Stryker nodded encouragingly. “Anything else?”

“Peale was waiting for his oatmeal to cook when the killer broke in.”

“How do you know he wasn’t eating it?”

“The spoon and plate pieces we found on the floor are clean.”

She nodded again. “Very good. Any ideas about who the killer might be?”

After casting a nervous glance at Gurney, he cleared his throat. “Just one, but there’s no proof, it’s just an idea.”

“Ideas are exactly what we need at this point.”

He took a deep breath. “Dr. Ronald Fallow.”

Stryker blinked in surprise, then urged him to go on.

“Peale was suing him. He was telling everyone that since the false death pronouncement had destroyed his funeral business, he wanted Fallow’s medical license taken away, and he was suing him for, like, a hundred million dollars. And he kept bad-mouthing Fallow around town—like, nonstop. I figure Fallow got to the point where he just snapped.”

Stryker turned to Gurney, a glint of triumph in her eyes. “So, what do you think of that?”

“I’d have to give it some thought.”

“Good plan.” Her phone rang. She looked at the screen and, before stepping away to take the call, added pointedly, “Before you leave, I want to speak to you.”

Slovak looked at Gurney with a kind of questioning hopefulness. “I hope what I said was all right. She asked what I thought, and that was what I was thinking.”

Gurney smiled. “Ideas solve cases. Better to share them than keep them to yourself.”

Slovak seemed satisfied with that and headed for the house.

Barstow went back to conferring with the photographer over the tire tracks in the grass.

While Stryker was involved in her phone call, Gurney decided to take a walk around the exterior of Peale’s house. It appeared to be meticulously maintained, no doubt by hired gardeners. Peale didn’t strike him as the sort of man who’d want to muddy his knees weeding a flower bed.

He made a complete circuit of the place and found himself back at the yellow-tape entry point. The gray-haired cop with the clipboard gestured toward the house.

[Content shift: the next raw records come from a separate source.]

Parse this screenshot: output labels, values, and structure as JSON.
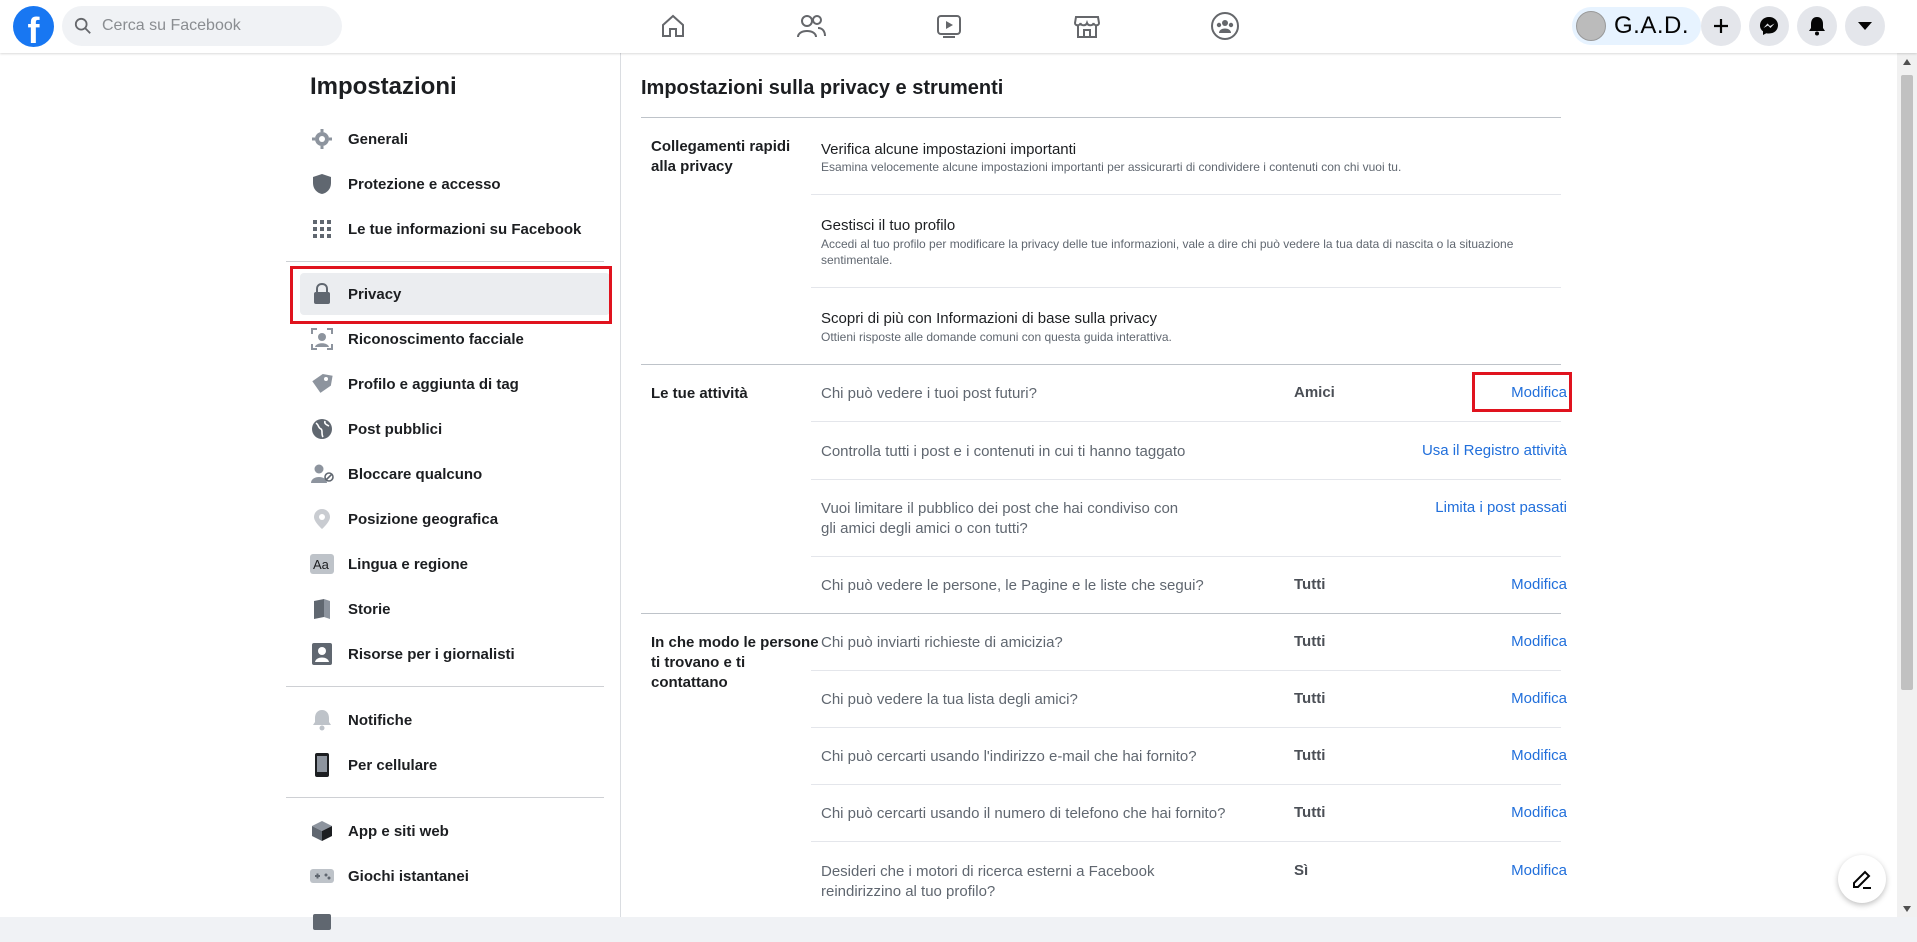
{
  "search": {
    "placeholder": "Cerca su Facebook"
  },
  "topnav": {
    "icons": [
      "home-icon",
      "friends-icon",
      "watch-icon",
      "marketplace-icon",
      "groups-icon"
    ],
    "user_name": "G.A.D.",
    "right_buttons": [
      "create-icon",
      "messenger-icon",
      "notifications-icon",
      "account-menu-icon"
    ]
  },
  "sidebar": {
    "title": "Impostazioni",
    "groups": [
      [
        {
          "label": "Generali",
          "icon": "gear-icon"
        },
        {
          "label": "Protezione e accesso",
          "icon": "shield-icon"
        },
        {
          "label": "Le tue informazioni su Facebook",
          "icon": "grid-icon"
        }
      ],
      [
        {
          "label": "Privacy",
          "icon": "lock-icon"
        },
        {
          "label": "Riconoscimento facciale",
          "icon": "face-recognition-icon"
        },
        {
          "label": "Profilo e aggiunta di tag",
          "icon": "tag-icon"
        },
        {
          "label": "Post pubblici",
          "icon": "globe-icon"
        },
        {
          "label": "Bloccare qualcuno",
          "icon": "block-user-icon"
        },
        {
          "label": "Posizione geografica",
          "icon": "location-pin-icon"
        },
        {
          "label": "Lingua e regione",
          "icon": "language-icon"
        },
        {
          "label": "Storie",
          "icon": "book-icon"
        },
        {
          "label": "Risorse per i giornalisti",
          "icon": "journalist-icon"
        }
      ],
      [
        {
          "label": "Notifiche",
          "icon": "bell-icon"
        },
        {
          "label": "Per cellulare",
          "icon": "mobile-icon"
        }
      ],
      [
        {
          "label": "App e siti web",
          "icon": "cube-icon"
        },
        {
          "label": "Giochi istantanei",
          "icon": "gamepad-icon"
        }
      ]
    ],
    "active": "Privacy"
  },
  "main": {
    "title": "Impostazioni sulla privacy e strumenti",
    "quick_links": {
      "label": "Collegamenti rapidi alla privacy",
      "items": [
        {
          "title": "Verifica alcune impostazioni importanti",
          "desc": "Esamina velocemente alcune impostazioni importanti per assicurarti di condividere i contenuti con chi vuoi tu."
        },
        {
          "title": "Gestisci il tuo profilo",
          "desc": "Accedi al tuo profilo per modificare la privacy delle tue informazioni, vale a dire chi può vedere la tua data di nascita o la situazione sentimentale."
        },
        {
          "title": "Scopri di più con Informazioni di base sulla privacy",
          "desc": "Ottieni risposte alle domande comuni con questa guida interattiva."
        }
      ]
    },
    "activity": {
      "label": "Le tue attività",
      "rows": [
        {
          "question": "Chi può vedere i tuoi post futuri?",
          "value": "Amici",
          "action": "Modifica"
        },
        {
          "question": "Controlla tutti i post e i contenuti in cui ti hanno taggato",
          "value": "",
          "action": "Usa il Registro attività"
        },
        {
          "question": "Vuoi limitare il pubblico dei post che hai condiviso con gli amici degli amici o con tutti?",
          "value": "",
          "action": "Limita i post passati"
        },
        {
          "question": "Chi può vedere le persone, le Pagine e le liste che segui?",
          "value": "Tutti",
          "action": "Modifica"
        }
      ]
    },
    "contact": {
      "label": "In che modo le persone ti trovano e ti contattano",
      "rows": [
        {
          "question": "Chi può inviarti richieste di amicizia?",
          "value": "Tutti",
          "action": "Modifica"
        },
        {
          "question": "Chi può vedere la tua lista degli amici?",
          "value": "Tutti",
          "action": "Modifica"
        },
        {
          "question": "Chi può cercarti usando l'indirizzo e-mail che hai fornito?",
          "value": "Tutti",
          "action": "Modifica"
        },
        {
          "question": "Chi può cercarti usando il numero di telefono che hai fornito?",
          "value": "Tutti",
          "action": "Modifica"
        },
        {
          "question": "Desideri che i motori di ricerca esterni a Facebook reindirizzino al tuo profilo?",
          "value": "Sì",
          "action": "Modifica"
        }
      ]
    }
  },
  "colors": {
    "brand": "#1877f2",
    "link": "#216fdb",
    "highlight": "#e0131e"
  }
}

“Not bad for a caretaker’s cottage, eh?”

“Caretaker’s cottage?”

“Not now, of course, but that’s what it used to be. For the big Peale estate. Most of that got sold off years ago, when the current Mr. Peale was just a kid. All that’s left of it now is this ‘cottage’ and a few acres around it. Tell you what—I wouldn’t mind coming down in the world, if this was what I got to come down to. Everything’s relative, right?”

“Gurney!” Stryker was calling to him from a spot on the back lawn, away from the others working the scene.

He headed over, in no great rush, prepared for what he guessed would be her first question.

He was right.

“I’m curious about something. You told Slovak to find Peale. Why?”

“I wanted to speak to him—face-to-face, not on the phone.”

“Why?”

“A computer forensics tech found an anomaly in the security video of Tate’s resurrection in the mortuary. I wanted to question him about it.”